THE EFFECT OF 2ND-SPHERE COORDINATION .2. ADDUCT FORMATION BETWEEN [RU(NH3)5L](PF6)N (N = 2 AND 3) AND 18-CROWN-6 ETHER IN SOLUTION AND THE EFFECT ON REDOX BEHAVIOR

The adduct formation of [Ru(NH3)5L](PF6)n (n = 2 for L = isonicotinamide and pyrazine; n = 3 for L = 4-aminopyridine and 4-dimethylaminopyridine) with 18-crown-6 ether (18C6) was investigated spectrophotometrically and electrochemically in non-aqueous solution. The adduct formation gave a red shift of the MLCT band for [Ru(NH3)5L](PF6)2 and a blue shift of the LMCT band for [Ru(NH3)5L](PF6)3. The magnitude of the shifts is linearly dependent on the reciprocal of the dielectric constant of the solvents examined. The adduct formation was interpreted in terms of the hydrogen bonding between the ammine coordinating to ruthenium and the ether oxygen of 18C6. The stoichiometry of the adducts in non-aqueous solution was determined to be 1 : 1 (complex: 18C6) for [Ru(NH3)5L](PF6)2 and 1 : 2 for [Ru(NH3)5L](PF6)3. The potential of a ruthenium(III)/ruthenium(II) redox couple in acetonitrile solution was measured at various concentrations of 18C6 by cyclic voltammetry.
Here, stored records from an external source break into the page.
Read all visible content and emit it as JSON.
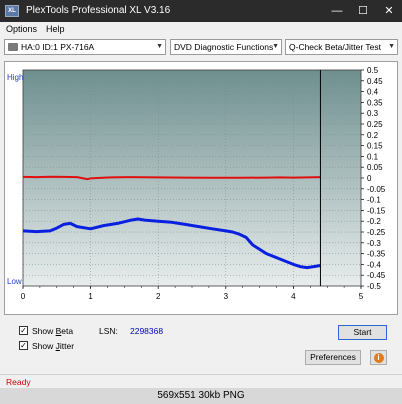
{
  "window": {
    "title": "PlexTools Professional XL V3.16",
    "icon_label": "XL",
    "controls": {
      "minimize": "—",
      "maximize": "☐",
      "close": "✕"
    }
  },
  "menu": {
    "options": "Options",
    "help": "Help"
  },
  "toolbar": {
    "drive": "HA:0 ID:1  PX-716A",
    "function": "DVD Diagnostic Functions",
    "test": "Q-Check Beta/Jitter Test",
    "dropdown_icon": "chevron-down-icon"
  },
  "chart_data": {
    "type": "line",
    "background_gradient": [
      "#6e8f8f",
      "#e8ecec"
    ],
    "x_label_ticks": [
      "0",
      "1",
      "2",
      "3",
      "4",
      "5"
    ],
    "xlim": [
      0,
      5
    ],
    "ylim": [
      -0.5,
      0.5
    ],
    "y_ticks": [
      "0.5",
      "0.45",
      "0.4",
      "0.35",
      "0.3",
      "0.25",
      "0.2",
      "0.15",
      "0.1",
      "0.05",
      "0",
      "-0.05",
      "-0.1",
      "-0.15",
      "-0.2",
      "-0.25",
      "-0.3",
      "-0.35",
      "-0.4",
      "-0.45",
      "-0.5"
    ],
    "left_labels": {
      "high": "High",
      "low": "Low"
    },
    "end_marker_x": 4.4,
    "grid": true,
    "series": [
      {
        "color": "#e01010",
        "x": [
          0,
          0.2,
          0.4,
          0.6,
          0.8,
          0.95,
          1.0,
          1.1,
          1.3,
          1.6,
          2.0,
          2.4,
          2.8,
          3.2,
          3.6,
          3.8,
          4.0,
          4.2,
          4.4
        ],
        "y": [
          0.005,
          0.004,
          0.006,
          0.005,
          0.004,
          -0.005,
          -0.002,
          0.0,
          0.003,
          0.004,
          0.003,
          0.002,
          0.001,
          0.001,
          0.002,
          0.003,
          0.002,
          0.003,
          0.004
        ]
      },
      {
        "color": "#0a20e0",
        "x": [
          0,
          0.2,
          0.4,
          0.5,
          0.6,
          0.7,
          0.8,
          1.0,
          1.2,
          1.4,
          1.6,
          1.7,
          1.8,
          2.0,
          2.2,
          2.4,
          2.6,
          2.8,
          3.0,
          3.1,
          3.2,
          3.3,
          3.4,
          3.6,
          3.8,
          4.0,
          4.1,
          4.2,
          4.3,
          4.4
        ],
        "y": [
          -0.245,
          -0.248,
          -0.245,
          -0.232,
          -0.215,
          -0.21,
          -0.225,
          -0.235,
          -0.22,
          -0.21,
          -0.195,
          -0.19,
          -0.195,
          -0.2,
          -0.205,
          -0.215,
          -0.225,
          -0.235,
          -0.245,
          -0.25,
          -0.26,
          -0.275,
          -0.31,
          -0.35,
          -0.375,
          -0.4,
          -0.41,
          -0.415,
          -0.41,
          -0.405
        ]
      }
    ]
  },
  "options": {
    "show_beta": {
      "prefix": "Show ",
      "key": "B",
      "rest": "eta",
      "checked": "✓"
    },
    "show_jitter": {
      "prefix": "Show ",
      "key": "J",
      "rest": "itter",
      "checked": "✓"
    }
  },
  "lsn": {
    "label": "LSN:",
    "value": "2298368"
  },
  "buttons": {
    "start": "Start",
    "preferences": "Preferences",
    "info": "i"
  },
  "status": {
    "text": "Ready"
  },
  "caption": {
    "text": "569x551  30kb  PNG"
  }
}
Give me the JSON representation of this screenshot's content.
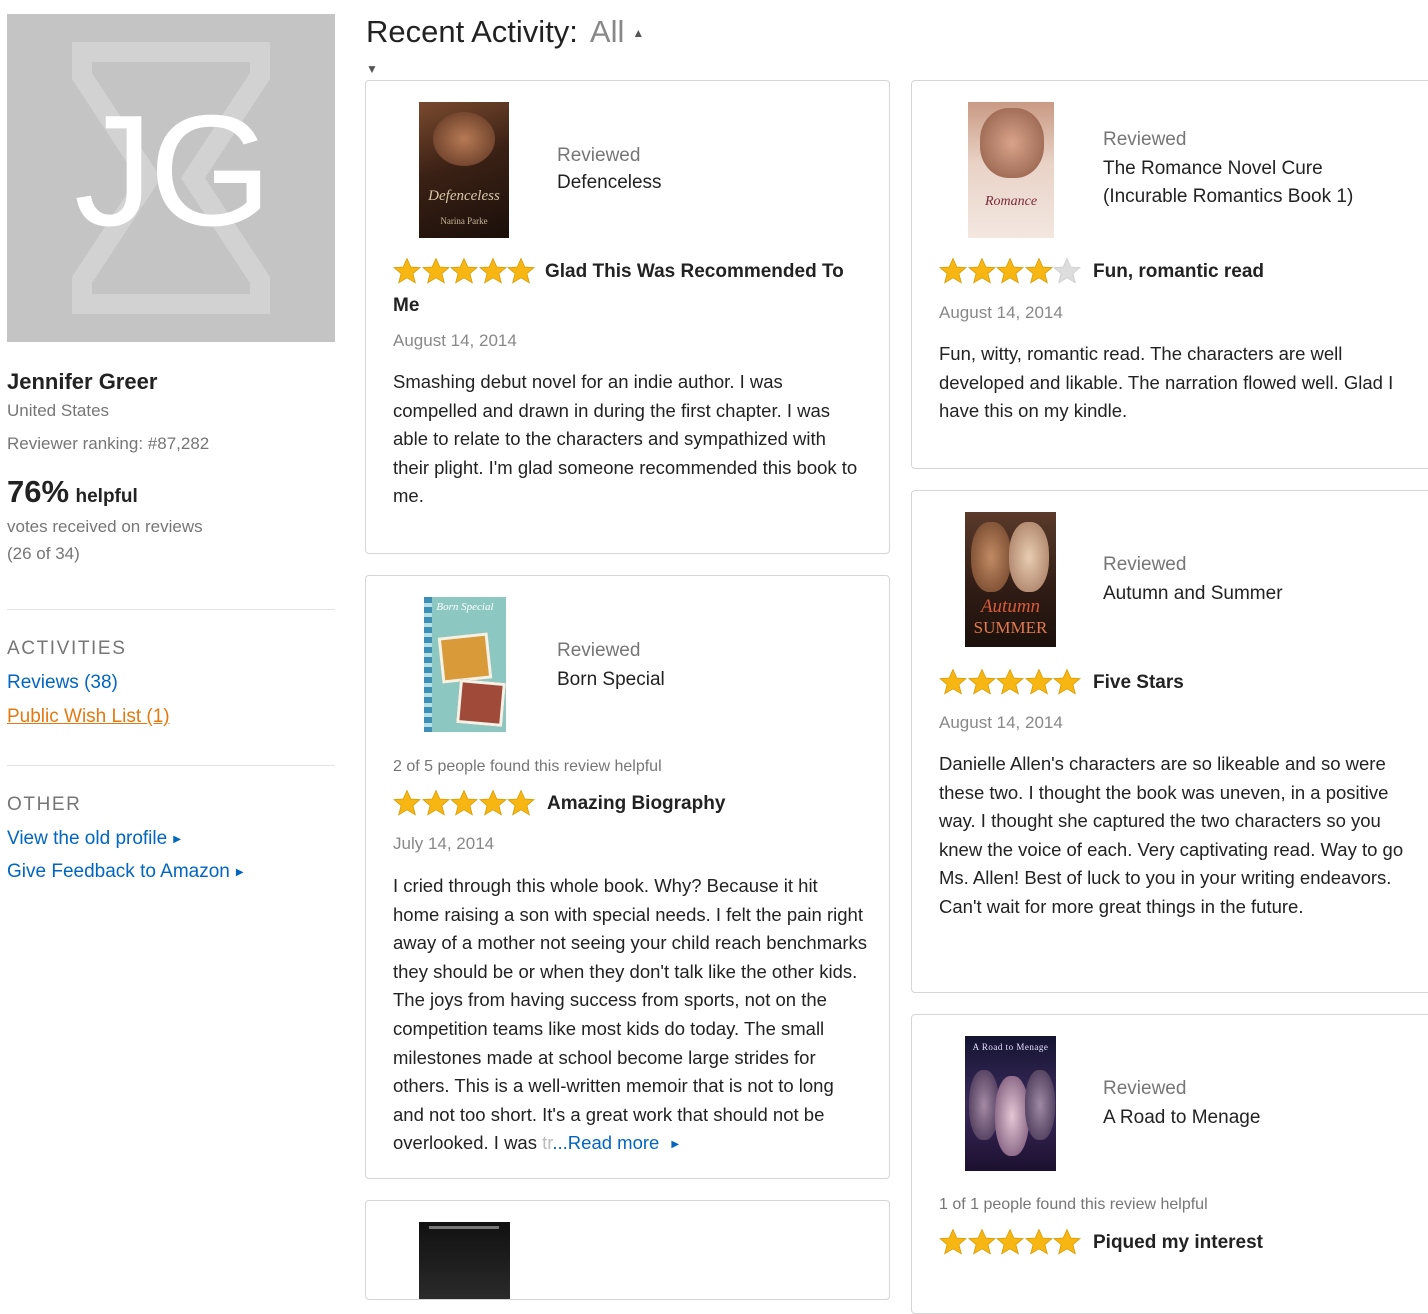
{
  "profile": {
    "initials": "JG",
    "name": "Jennifer Greer",
    "location": "United States",
    "ranking": "Reviewer ranking: #87,282",
    "helpful_pct": "76%",
    "helpful_label": "helpful",
    "votes_line": "votes received on reviews",
    "votes_count": "(26 of 34)"
  },
  "activities": {
    "title": "ACTIVITIES",
    "reviews_link": "Reviews (38)",
    "wishlist_link": "Public Wish List (1)"
  },
  "other": {
    "title": "OTHER",
    "old_profile_link": "View the old profile",
    "feedback_link": "Give Feedback to Amazon"
  },
  "header": {
    "title": "Recent Activity:",
    "filter": "All"
  },
  "colors": {
    "link": "#0066c0",
    "wishlist": "#e47911",
    "star_fill": "#f7b612",
    "star_empty": "#dddddd"
  },
  "reviews": [
    {
      "reviewed_label": "Reviewed",
      "book_title": "Defenceless",
      "cover_text": "Defenceless",
      "cover_author": "Narina Parke",
      "rating": 5,
      "headline": "Glad This Was Recommended To Me",
      "date": "August 14, 2014",
      "body": "Smashing debut novel for an indie author. I was compelled and drawn in during the first chapter. I was able to relate to the characters and sympathized with their plight. I'm glad someone recommended this book to me."
    },
    {
      "reviewed_label": "Reviewed",
      "book_title_line1": "The Romance Novel Cure",
      "book_title_line2": "(Incurable Romantics Book 1)",
      "cover_text": "Romance",
      "rating": 4,
      "headline": "Fun, romantic read",
      "date": "August 14, 2014",
      "body": "Fun, witty, romantic read. The characters are well developed and likable. The narration flowed well. Glad I have this on my kindle."
    },
    {
      "reviewed_label": "Reviewed",
      "book_title": "Born Special",
      "cover_text": "Born Special",
      "helpful_note": "2 of 5 people found this review helpful",
      "rating": 5,
      "headline": "Amazing Biography",
      "date": "July 14, 2014",
      "body": "I cried through this whole book. Why? Because it hit home raising a son with special needs. I felt the pain right away of a mother not seeing your child reach benchmarks they should be or when they don't talk like the other kids. The joys from having success from sports, not on the competition teams like most kids do today. The small milestones made at school become large strides for others. This is a well-written memoir that is not to long and not too short. It's a great work that should not be overlooked. I was",
      "body_fade": "tr",
      "read_more": "...Read more"
    },
    {
      "reviewed_label": "Reviewed",
      "book_title": "Autumn and Summer",
      "cover_text": "Autumn",
      "cover_text2": "SUMMER",
      "rating": 5,
      "headline": "Five Stars",
      "date": "August 14, 2014",
      "body": "Danielle Allen's characters are so likeable and so were these two. I thought the book was uneven, in a positive way. I thought she captured the two characters so you knew the voice of each. Very captivating read. Way to go Ms. Allen! Best of luck to you in your writing endeavors. Can't wait for more great things in the future."
    },
    {
      "reviewed_label": "Reviewed",
      "book_title": "A Road to Menage",
      "cover_text": "A Road to Menage",
      "helpful_note": "1 of 1 people found this review helpful",
      "rating": 5,
      "headline": "Piqued my interest"
    }
  ]
}
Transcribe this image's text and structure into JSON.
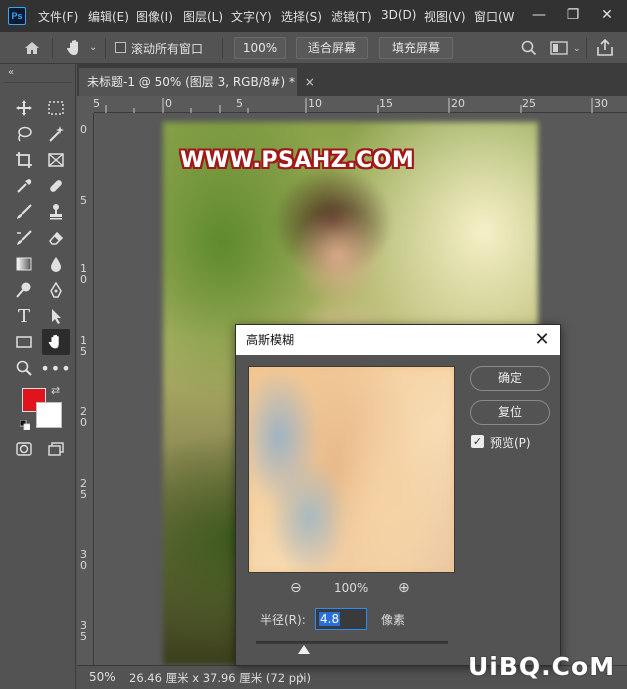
{
  "app": {
    "logo_text": "Ps"
  },
  "menu": {
    "items": [
      "文件(F)",
      "编辑(E)",
      "图像(I)",
      "图层(L)",
      "文字(Y)",
      "选择(S)",
      "滤镜(T)",
      "3D(D)",
      "视图(V)",
      "窗口(W"
    ]
  },
  "window_controls": {
    "minimize": "—",
    "restore": "❐",
    "close": "✕"
  },
  "options": {
    "scroll_all_label": "滚动所有窗口",
    "scroll_all_checked": false,
    "zoom_value": "100%",
    "fit_screen_label": "适合屏幕",
    "fill_screen_label": "填充屏幕"
  },
  "document": {
    "tab_title": "未标题-1 @ 50% (图层 3, RGB/8#) *",
    "tab_close": "×"
  },
  "ruler_top": [
    "5",
    "0",
    "5",
    "10",
    "15",
    "20",
    "25",
    "30"
  ],
  "ruler_left": [
    "0",
    "5",
    "1\n0",
    "1\n5",
    "2\n0",
    "2\n5",
    "3\n0",
    "3\n5"
  ],
  "canvas": {
    "watermark_text": "WWW.PSAHZ.COM"
  },
  "colors": {
    "foreground": "#e0141c",
    "background": "#ffffff",
    "accent": "#2a8cff"
  },
  "status": {
    "zoom": "50%",
    "doc_info": "26.46 厘米 x 37.96 厘米 (72 ppi)",
    "arrow": "〉"
  },
  "dialog": {
    "title": "高斯模糊",
    "close": "✕",
    "ok_label": "确定",
    "reset_label": "复位",
    "preview_label": "预览(P)",
    "preview_checked": true,
    "zoom_out_icon": "⊖",
    "zoom_level": "100%",
    "zoom_in_icon": "⊕",
    "radius_label": "半径(R):",
    "radius_value": "4.8",
    "radius_unit": "像素",
    "radius_fraction": 0.25
  },
  "site_mark": "UiBQ.CoM"
}
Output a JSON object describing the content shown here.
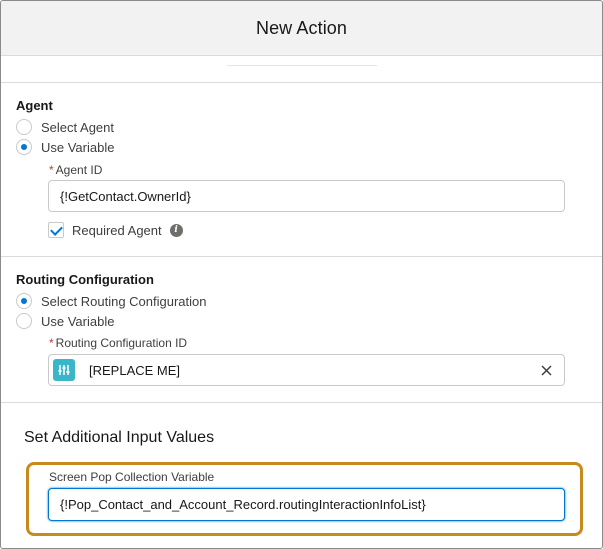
{
  "header": {
    "title": "New Action"
  },
  "agent": {
    "section_title": "Agent",
    "options": [
      {
        "label": "Select Agent",
        "checked": false
      },
      {
        "label": "Use Variable",
        "checked": true
      }
    ],
    "agent_id": {
      "required_marker": "*",
      "label": "Agent ID",
      "value": "{!GetContact.OwnerId}"
    },
    "required_agent": {
      "label": "Required Agent",
      "checked": true,
      "info_icon": "info-icon"
    }
  },
  "routing": {
    "section_title": "Routing Configuration",
    "options": [
      {
        "label": "Select Routing Configuration",
        "checked": true
      },
      {
        "label": "Use Variable",
        "checked": false
      }
    ],
    "routing_config_id": {
      "required_marker": "*",
      "label": "Routing Configuration ID",
      "value": "[REPLACE ME]",
      "icon": "routing-configuration-icon",
      "clear_icon": "close-icon"
    }
  },
  "additional": {
    "title": "Set Additional Input Values",
    "screen_pop": {
      "label": "Screen Pop Collection Variable",
      "value": "{!Pop_Contact_and_Account_Record.routingInteractionInfoList}"
    }
  },
  "colors": {
    "accent": "#0176d3",
    "required": "#c23934",
    "highlight_border": "#c88a1e",
    "routing_icon_bg": "#3bb5c8"
  }
}
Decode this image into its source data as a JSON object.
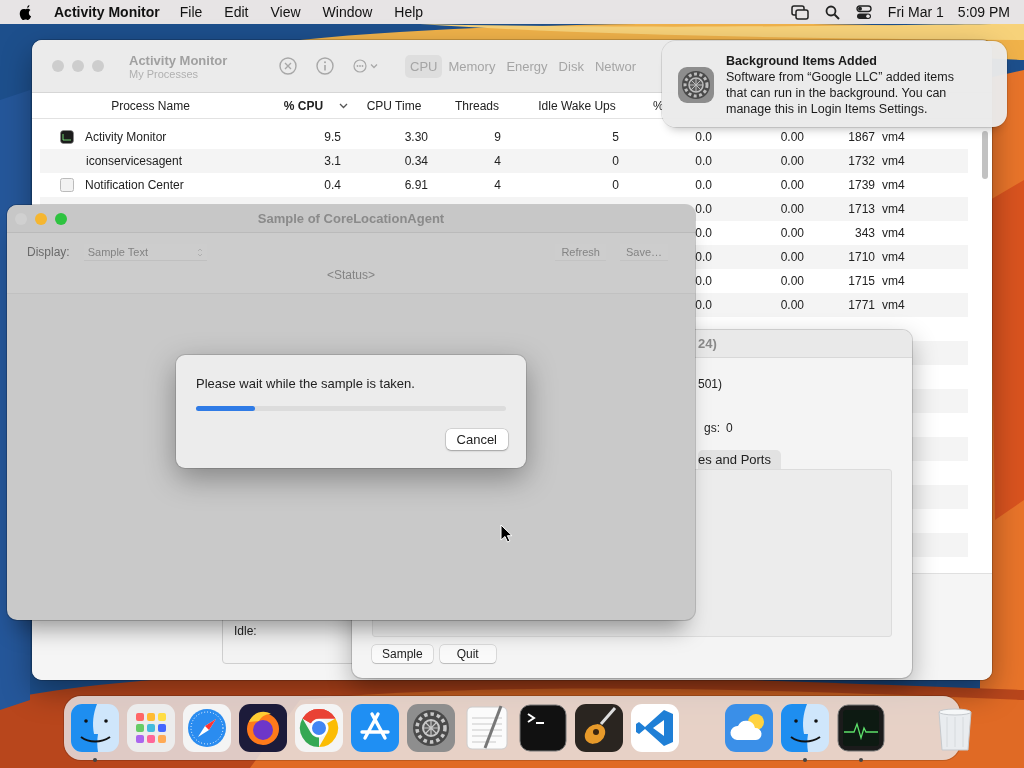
{
  "menu_bar": {
    "app_name": "Activity Monitor",
    "menus": [
      "File",
      "Edit",
      "View",
      "Window",
      "Help"
    ],
    "date": "Fri Mar 1",
    "time": "5:09 PM"
  },
  "activity_monitor": {
    "title": "Activity Monitor",
    "subtitle": "My Processes",
    "tabs": [
      {
        "label": "CPU",
        "selected": true
      },
      {
        "label": "Memory",
        "selected": false
      },
      {
        "label": "Energy",
        "selected": false
      },
      {
        "label": "Disk",
        "selected": false
      },
      {
        "label": "Networ",
        "selected": false
      }
    ],
    "columns": [
      {
        "label": "Process Name",
        "sorted": false
      },
      {
        "label": "% CPU",
        "sorted": true
      },
      {
        "label": "CPU Time",
        "sorted": false
      },
      {
        "label": "Threads",
        "sorted": false
      },
      {
        "label": "Idle Wake Ups",
        "sorted": false
      },
      {
        "label": "%",
        "sorted": false
      }
    ],
    "rows": [
      {
        "process_name": "Activity Monitor",
        "cpu": "9.5",
        "cpu_time": "3.30",
        "threads": "9",
        "idle_wake_ups": "5",
        "column_6": "0.0",
        "column_7": "0.00",
        "column_8": "1867",
        "column_9": "vm4"
      },
      {
        "process_name": "iconservicesagent",
        "cpu": "3.1",
        "cpu_time": "0.34",
        "threads": "4",
        "idle_wake_ups": "0",
        "column_6": "0.0",
        "column_7": "0.00",
        "column_8": "1732",
        "column_9": "vm4"
      },
      {
        "process_name": "Notification Center",
        "cpu": "0.4",
        "cpu_time": "6.91",
        "threads": "4",
        "idle_wake_ups": "0",
        "column_6": "0.0",
        "column_7": "0.00",
        "column_8": "1739",
        "column_9": "vm4"
      },
      {
        "column_6": "0.0",
        "column_7": "0.00",
        "column_8": "1713",
        "column_9": "vm4"
      },
      {
        "column_6": "0.0",
        "column_7": "0.00",
        "column_8": "343",
        "column_9": "vm4"
      },
      {
        "column_6": "0.0",
        "column_7": "0.00",
        "column_8": "1710",
        "column_9": "vm4"
      },
      {
        "column_6": "0.0",
        "column_7": "0.00",
        "column_8": "1715",
        "column_9": "vm4"
      },
      {
        "column_6": "0.0",
        "column_7": "0.00",
        "column_8": "1771",
        "column_9": "vm4"
      }
    ]
  },
  "back_panel": {
    "label": "Idle:"
  },
  "process_inspector": {
    "title": "24)",
    "user": "501)",
    "field_label": "gs:",
    "field_value": "0",
    "tab": "es and Ports",
    "buttons": [
      "Sample",
      "Quit"
    ]
  },
  "sample_window": {
    "title": "Sample of CoreLocationAgent",
    "display_label": "Display:",
    "display_value": "Sample Text",
    "buttons": [
      {
        "label": "Refresh",
        "disabled": true
      },
      {
        "label": "Save…",
        "disabled": true
      }
    ],
    "status": "<Status>",
    "sheet": {
      "message": "Please wait while the sample is taken.",
      "level": 0.19,
      "button": "Cancel"
    }
  },
  "notification": {
    "title": "Background Items Added",
    "lines": [
      "Software from “Google LLC” added items",
      "that can run in the background. You can",
      "manage this in Login Items Settings."
    ]
  },
  "dock": {
    "items": [
      {
        "kind": "finder",
        "running": true
      },
      {
        "kind": "launchpad",
        "running": false
      },
      {
        "kind": "safari",
        "running": false
      },
      {
        "kind": "firefox",
        "running": false
      },
      {
        "kind": "chrome",
        "running": false
      },
      {
        "kind": "appstore",
        "running": false
      },
      {
        "kind": "settings",
        "running": false
      },
      {
        "kind": "textedit",
        "running": false
      },
      {
        "kind": "terminal",
        "running": false
      },
      {
        "kind": "garageband",
        "running": false
      },
      {
        "kind": "vscode",
        "running": false
      },
      {
        "kind": "separator"
      },
      {
        "kind": "weather",
        "running": false
      },
      {
        "kind": "finder",
        "running": true
      },
      {
        "kind": "monitor",
        "running": true
      },
      {
        "kind": "separator"
      },
      {
        "kind": "trash",
        "running": false
      }
    ]
  }
}
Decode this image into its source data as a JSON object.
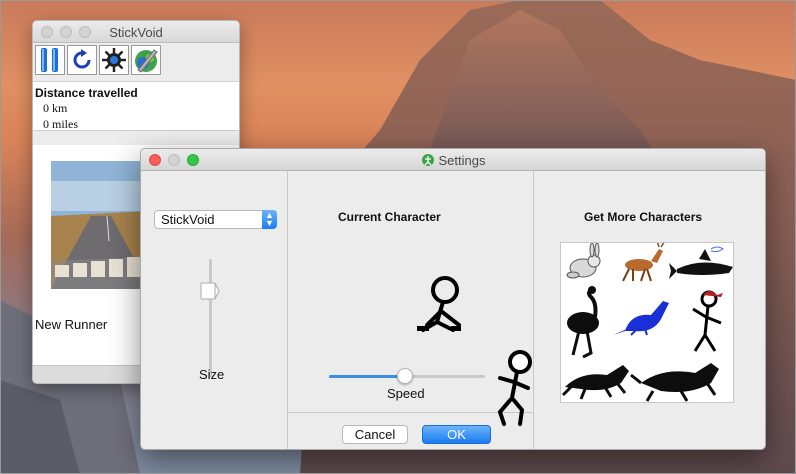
{
  "main_window": {
    "title": "StickVoid",
    "toolbar": [
      "pause-icon",
      "refresh-icon",
      "settings-gear-icon",
      "paint-icon"
    ],
    "distance_title": "Distance travelled",
    "distance_km": "0 km",
    "distance_miles": "0 miles",
    "new_runner_label": "New Runner"
  },
  "settings_window": {
    "title": "Settings",
    "character_select_value": "StickVoid",
    "size_label": "Size",
    "size_value_pct": 0.8,
    "current_character_label": "Current Character",
    "speed_label": "Speed",
    "speed_value_pct": 0.5,
    "cancel_label": "Cancel",
    "ok_label": "OK",
    "get_more_label": "Get More Characters",
    "more_characters": [
      "rabbit",
      "deer",
      "shark",
      "ostrich",
      "kangaroo",
      "ninja-stickman",
      "wolf",
      "wolf"
    ]
  },
  "colors": {
    "accent": "#1a7cf0",
    "close": "#fc5f57",
    "zoom": "#34c84a"
  }
}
The redox couples shifted to more negative potentials with an increasing 18C6 concentration, where no additional redox peak appeared. The shift of redox potentials was about - 130 mV at 0.10 mol dm-3 18C6 concentration, irrespective of the nature of L. Thus, it becomes possible to tune the redox potential of the ruthenium complexes by second-sphere coordination with 18C6.